A mixture of (S)-tert-butyl 4′-((5-(1-(4-bromophenyl)ethylcarbamoyl)-2,3-dimethyl-1H-indol-1-yl)methyl)biphenyl-2-carboxylate ( 20 mg, 0.03 mmol) in TFA/DCM (1 mL, 30%) was stirred at rt for 2h. The completion of the reaction was monitored by anal. HPLC. The solvent was removed to obtain the crude which was purified by reverse phase prep-HPLC (MeOH/Acetonitrile/water) to obtain the title compound. ESI-MS (m/z): 548 [M+H]+; HRMS (ESI) m/z 548.2187 [M+H]+ (calc M+H C33H29N3O5 547.2107); 1H NMR (400 MHz, DMSO-d6): δ (ppm) 8.83 (d, J = 7.6Hz, 1H), 8.25 (m, 1H), 8.16 (d, J = 1.2 Hz, 1H), 7.74–7.68 (m, 4H), 7.57 (dt, J = 1.6, 7.2 Hz, 1H), 7.51 (d, J = 8.4 Hz, 1H), 7.46 (dt, J = 1.2, 7.2 Hz, 1H), 7.36 (dd, J = 0.8, 7.6 Hz, 1H), 7.28 (m, 2H), 7.03 (m, 2H), 5.52 (s, 2H), 5.32 (quint, J = 7.2 Hz, 1H), 2.36 (s, 3H), 2.34 (s, 3H), 1.57 (d, J = 6.8 Hz, 3H); 13C NMR (400 MHz, DMSO-d6): δ (ppm) 170.5, 167.9, 154.5, 147.2, 141.5, 140.7, 138.7, 138.2, 135.1, 133.2, 131.8, 131.5, 130.0, 129.6, 128.6, 128.2, 128.1, 126.8, 125.8, 124.4, 121.4, 118.8, 109.7, 108.3, 49.4, 46.7, 22.9, 11.0, 9.7.

3. Results

3.1. Summary of Screening Results

This Center-based effort arose out of a previous HTS campaign to identify selective agonists of the interaction PPARγ with the coactivators SRC1, SRC2, and SRC3 (see Figure 6). Unfortunately, these campaigns only identified compounds with EC50 values > 10 μM, which were not considered tractable. As a result, the SRMISC implemented a Center-based approach to explore the identification of partial or non-agonists of PPARγ.

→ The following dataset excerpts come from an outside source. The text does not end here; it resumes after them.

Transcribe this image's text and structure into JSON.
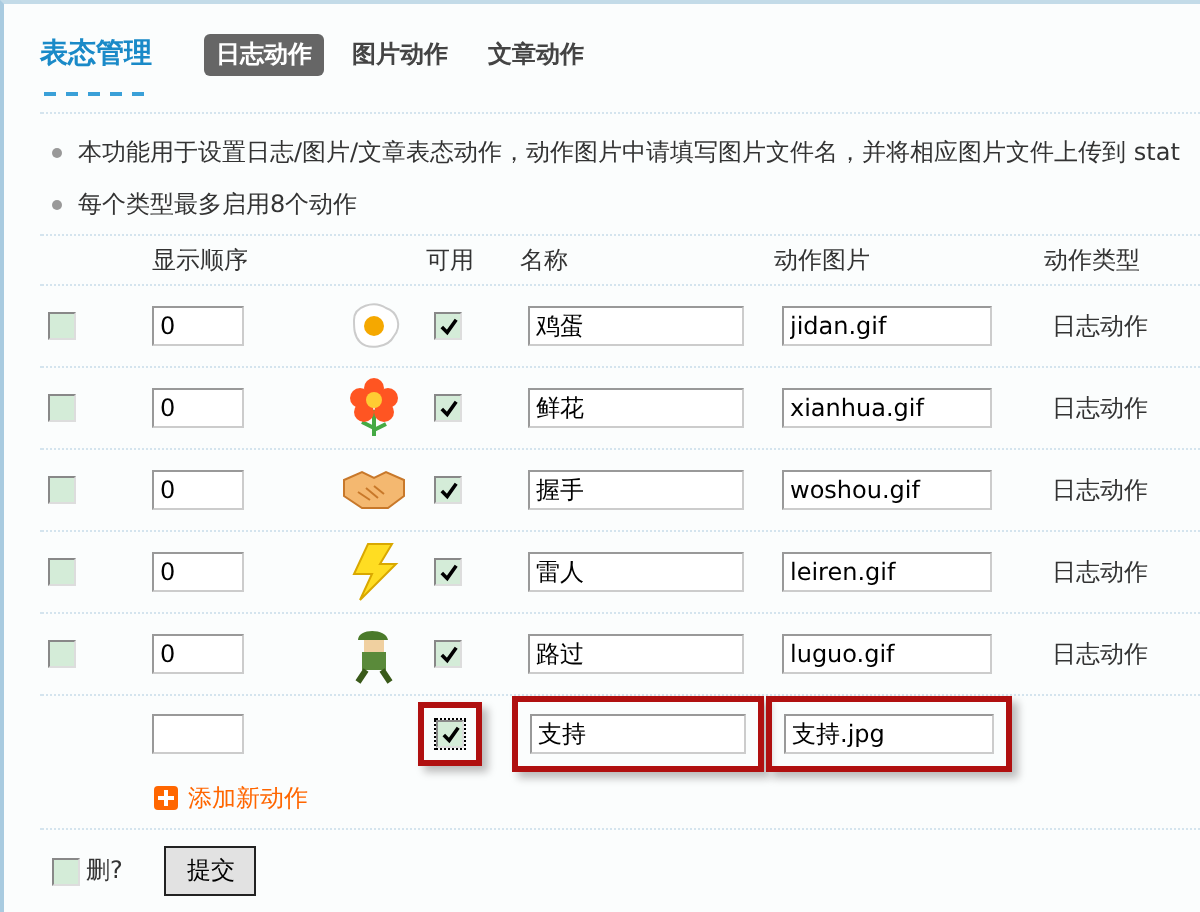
{
  "header": {
    "title": "表态管理",
    "tabs": [
      {
        "label": "日志动作",
        "selected": true
      },
      {
        "label": "图片动作",
        "selected": false
      },
      {
        "label": "文章动作",
        "selected": false
      }
    ]
  },
  "notes": [
    "本功能用于设置日志/图片/文章表态动作，动作图片中请填写图片文件名，并将相应图片文件上传到  stat",
    "每个类型最多启用8个动作"
  ],
  "table": {
    "columns": [
      "显示顺序",
      "可用",
      "名称",
      "动作图片",
      "动作类型"
    ],
    "rows": [
      {
        "delete": false,
        "order": "0",
        "kind": "egg",
        "enabled": true,
        "name": "鸡蛋",
        "image": "jidan.gif",
        "type": "日志动作"
      },
      {
        "delete": false,
        "order": "0",
        "kind": "flower",
        "enabled": true,
        "name": "鲜花",
        "image": "xianhua.gif",
        "type": "日志动作"
      },
      {
        "delete": false,
        "order": "0",
        "kind": "handshake",
        "enabled": true,
        "name": "握手",
        "image": "woshou.gif",
        "type": "日志动作"
      },
      {
        "delete": false,
        "order": "0",
        "kind": "lightning",
        "enabled": true,
        "name": "雷人",
        "image": "leiren.gif",
        "type": "日志动作"
      },
      {
        "delete": false,
        "order": "0",
        "kind": "soldier",
        "enabled": true,
        "name": "路过",
        "image": "luguo.gif",
        "type": "日志动作"
      }
    ],
    "new_row": {
      "enabled": true,
      "name": "支持",
      "image": "支持.jpg",
      "highlighted": true
    }
  },
  "add_link": "添加新动作",
  "footer": {
    "delete_checked": false,
    "delete_label": "删?",
    "submit": "提交"
  }
}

Figure 6. Cartoon showing the critical path of the High Throughput Screening (HTS) campaign hit selection process and numeric assay cutoffs.

Figure 6

Cartoon showing the critical path of the High Throughput Screening (HTS) campaign hit selection process and numeric assay cutoffs.

Previous SRIMSC HTS Campaign for PPARγ/SRC selective agonists. No tractable leads identified.

3.2. Dose Response Curves for Probe

Probe ML244 (SR-03000001664; CID 53239856; SID 124349301; Synthesized)

We next assessed the ability of the probe to directly bind to PPARγ, a necessary feature of a ligand (Figure 7). We employed a biochemical assay (PolarScreen) that monitors the ability of the probe to compete with a fluorescently labeled high affinity PPARγ compound. The fluorescent ligand when bound to the PPARγ LBD protein has a constrained movement leading to a high fluorescence polarization value. When test compound displaces the fluorescent control compound, it causes this compound to tumble freely resulting in a low polarization value. This assay allows for the separation of compounds positive in the cell-based luminescence assays that are working through direct binding to PPARγ versus compounds modulating PPARγ transactivation activity through indirect mechanisms. Compounds were tested in triplicate using an 8-point titration series starting at a nominal concentration of 10 micromolar (range 10 micromolar to 1 nanomolar). The results of this assay show that probe ML244 does indeed bind to PPARγ (also see PubChem AID 504453).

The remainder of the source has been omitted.